Première réaction devant la question centrale formulée sur le ton de « qu’appréciez-vous le plus ? » : non, non, mille fois non ! Cette question, sous quelque formulation que ce soit, est seconde. La principale question est : « qu’est-ce que vous avez à reprocher ? ». car une enquête de satisfaction n’est pas réalisée pour attribuer des satisfecit – malgré son nom -, mais pour repérer les présentations, contenus, processus… qui ne donnent justement pas satisfaction ! (voyez le test de Saracevic et Kantor, qui, tout en voulant mesurer le taux de satisfaction des usagers souhaitant obtenir un titre lambda, n’hésite pas orgueilleusement à se qualifier de « test de frustration » !).

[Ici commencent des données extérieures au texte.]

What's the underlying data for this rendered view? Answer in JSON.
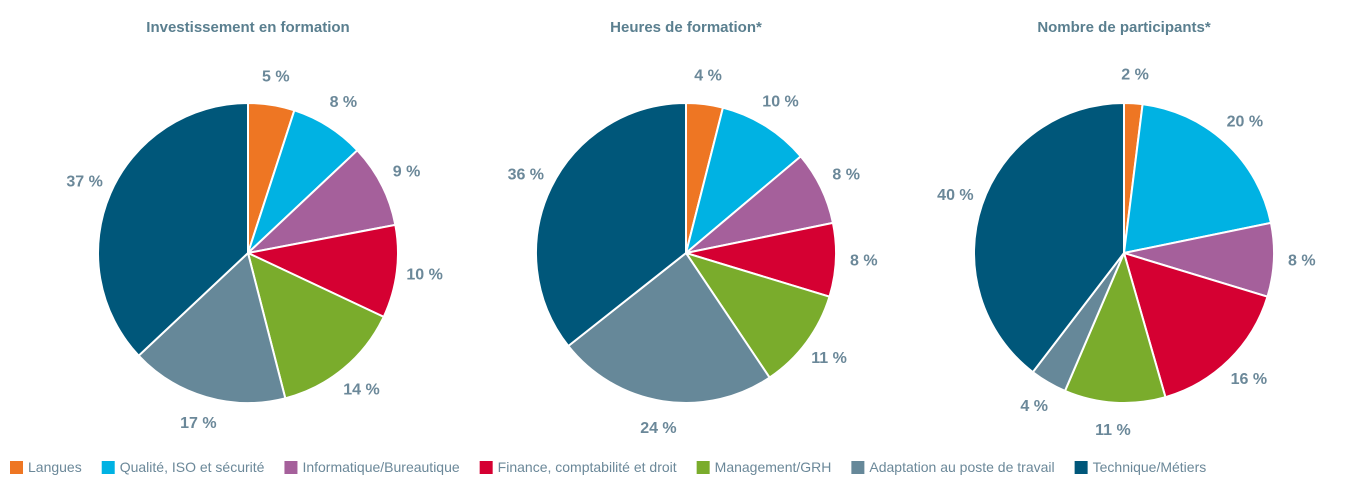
{
  "chart_data": [
    {
      "type": "pie",
      "title": "Investissement en formation",
      "categories": [
        "Langues",
        "Qualité, ISO et sécurité",
        "Informatique/Bureautique",
        "Finance, comptabilité et droit",
        "Management/GRH",
        "Adaptation au poste de travail",
        "Technique/Métiers"
      ],
      "colors": [
        "#ee7623",
        "#00b2e3",
        "#a5609b",
        "#d50032",
        "#7aac2c",
        "#668899",
        "#00577a"
      ],
      "values": [
        5,
        8,
        9,
        10,
        14,
        17,
        37
      ],
      "value_labels": [
        "5 %",
        "8 %",
        "9 %",
        "10 %",
        "14 %",
        "17 %",
        "37 %"
      ]
    },
    {
      "type": "pie",
      "title": "Heures de formation*",
      "categories": [
        "Langues",
        "Qualité, ISO et sécurité",
        "Informatique/Bureautique",
        "Finance, comptabilité et droit",
        "Management/GRH",
        "Adaptation au poste de travail",
        "Technique/Métiers"
      ],
      "colors": [
        "#ee7623",
        "#00b2e3",
        "#a5609b",
        "#d50032",
        "#7aac2c",
        "#668899",
        "#00577a"
      ],
      "values": [
        4,
        10,
        8,
        8,
        11,
        24,
        36
      ],
      "value_labels": [
        "4 %",
        "10 %",
        "8 %",
        "8 %",
        "11 %",
        "24 %",
        "36 %"
      ]
    },
    {
      "type": "pie",
      "title": "Nombre de participants*",
      "categories": [
        "Langues",
        "Qualité, ISO et sécurité",
        "Informatique/Bureautique",
        "Finance, comptabilité et droit",
        "Management/GRH",
        "Adaptation au poste de travail",
        "Technique/Métiers"
      ],
      "colors": [
        "#ee7623",
        "#00b2e3",
        "#a5609b",
        "#d50032",
        "#7aac2c",
        "#668899",
        "#00577a"
      ],
      "values": [
        2,
        20,
        8,
        16,
        11,
        4,
        40
      ],
      "value_labels": [
        "2 %",
        "20 %",
        "8 %",
        "16 %",
        "11 %",
        "4 %",
        "40 %"
      ]
    }
  ]
}
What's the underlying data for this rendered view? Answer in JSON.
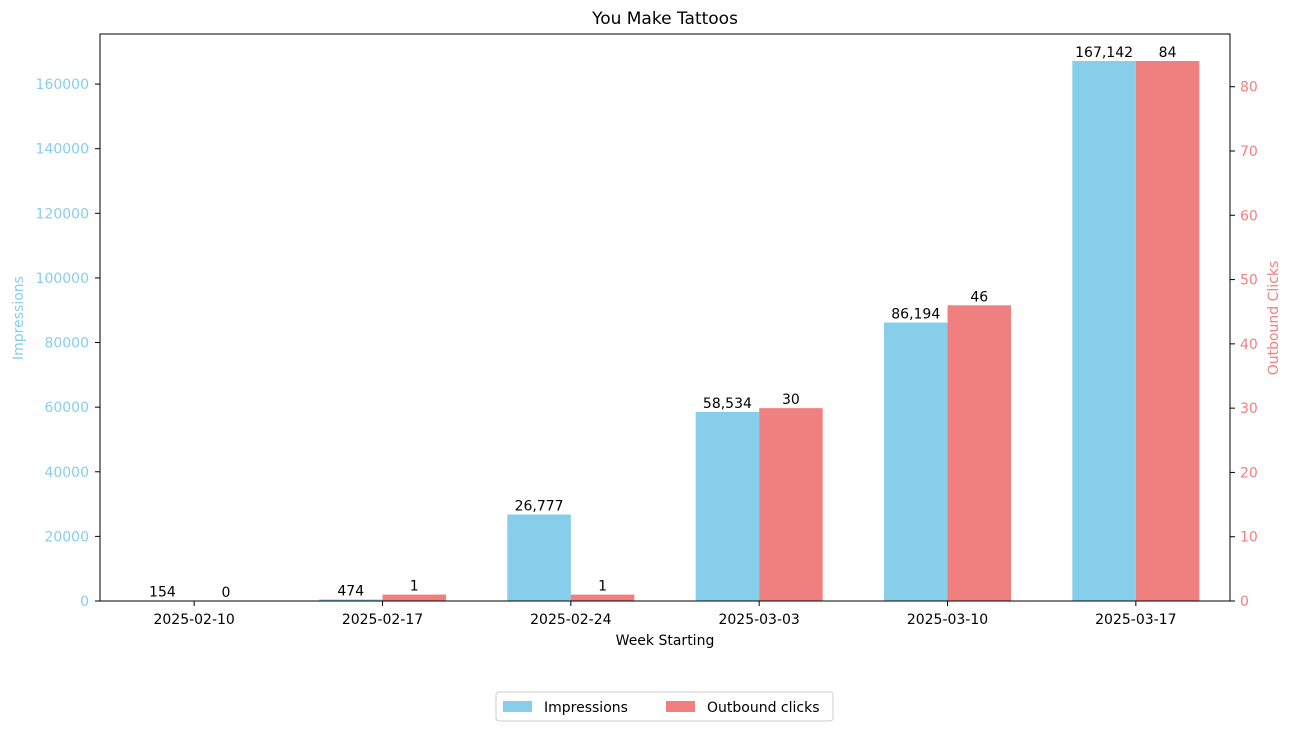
{
  "chart_data": {
    "type": "bar",
    "title": "You Make Tattoos",
    "xlabel": "Week Starting",
    "ylabel_left": "Impressions",
    "ylabel_right": "Outbound Clicks",
    "categories": [
      "2025-02-10",
      "2025-02-17",
      "2025-02-24",
      "2025-03-03",
      "2025-03-10",
      "2025-03-17"
    ],
    "series": [
      {
        "name": "Impressions",
        "axis": "left",
        "color": "#87CEEB",
        "values": [
          154,
          474,
          26777,
          58534,
          86194,
          167142
        ],
        "labels": [
          "154",
          "474",
          "26,777",
          "58,534",
          "86,194",
          "167,142"
        ]
      },
      {
        "name": "Outbound clicks",
        "axis": "right",
        "color": "#F08080",
        "values": [
          0,
          1,
          1,
          30,
          46,
          84
        ],
        "labels": [
          "0",
          "1",
          "1",
          "30",
          "46",
          "84"
        ]
      }
    ],
    "ylim_left": [
      0,
      175500
    ],
    "yticks_left": [
      "0",
      "20000",
      "40000",
      "60000",
      "80000",
      "100000",
      "120000",
      "140000",
      "160000"
    ],
    "ylim_right": [
      0,
      88.2
    ],
    "yticks_right": [
      "0",
      "10",
      "20",
      "30",
      "40",
      "50",
      "60",
      "70",
      "80"
    ],
    "left_axis_color": "#87CEEB",
    "right_axis_color": "#F08080",
    "grid": false,
    "legend_position": "bottom-center"
  }
}
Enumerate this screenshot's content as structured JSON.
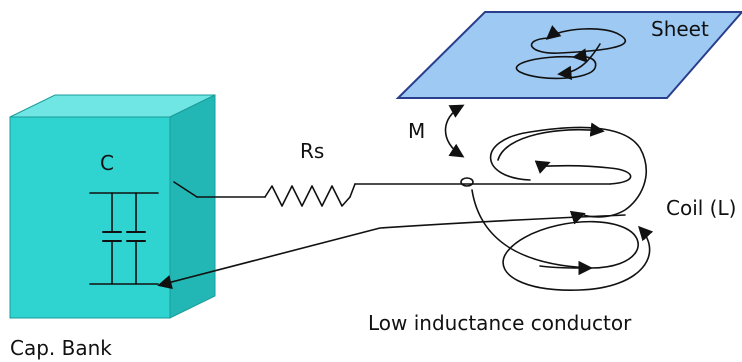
{
  "labels": {
    "sheet": "Sheet",
    "mutual": "M",
    "resistor": "Rs",
    "capacitor": "C",
    "coil": "Coil (L)",
    "conductor": "Low inductance conductor",
    "bank": "Cap. Bank"
  },
  "colors": {
    "cube_front": "#2fd3cf",
    "cube_top": "#6fe6e3",
    "cube_side": "#22b7b5",
    "sheet_fill": "#9ec9f2",
    "sheet_stroke": "#2a3f8c",
    "line": "#111111"
  }
}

Deuxième observation (pas vis-à-vis de cette collègue, mais de bien d’autres avant) : le questionnaire auto-administré (i.e. la feuille à remplir seul en sortie d’établissement) est une très mauvaise idée dès que l’on pose des questions subtiles. En effet, le choix des mots, évidemment mûrement pesé par l’enquêteur, ne l’est peut-être pas autant pour celui qui parcourt les lignes et coche en vitesse. Dans ce domaine particulier, un questionnaire auto-administré doit se limiter à quelques items très simples (trouvez-vous l’accueil aimable ? Comment estimeriez-vous le niveau de confort ?….) et proposer une réponse sous forme de baromètre (de 0 – glacial -, à 5 – très chaleureux -).

Troisième observation (toujours en général) : oublions l’interface commode du questionnaire anonyme ! Une trentaine d’entretiens d’une quinzaine de minutes chacun, articulés autour des ‘impressions’ personnelles de l’enquêté, fourniront bien des pistes (et non une « vision scientifique ») utiles à améliorer la … satisfaction !

Quatrième observation : pour peu que l’on s’intéresse à l’opinion des usagers – en termes de satisfaction ou d’insatisfaction – et qu’on choisit de réaliser des entretiens, oublions les statistiques (bon, d’accord, un usager sur 30 ça fait mathématiquement 3,3%… mais ce n’est jamais qu’un individu sur 30 seulement !). En revanche, les observations incidentes et les termes utilisés sont très intéressants : de 30 interviewés ressortent nécessairement des informations importantes éventuellement communes… qu’il reste à synthétiser hors de toute  statistique !

Cinquième observation : bien sûr, on veut toujours caractériser la personne interrogée (âge, PCS, lieu de résidence, inscription ou non à la bibliothèque, etc.) ! Mais ces éléments – utiles pour le questionneur – sont des évidences pour l’interviewé. Il peut se sentir ‘scanné’ s’il est interrogé d’emblée sur ces caractéristiques. On commence donc par lui demander son avis… avant de le convier en guise de conclusion à décliner son identité socio-professionnelle !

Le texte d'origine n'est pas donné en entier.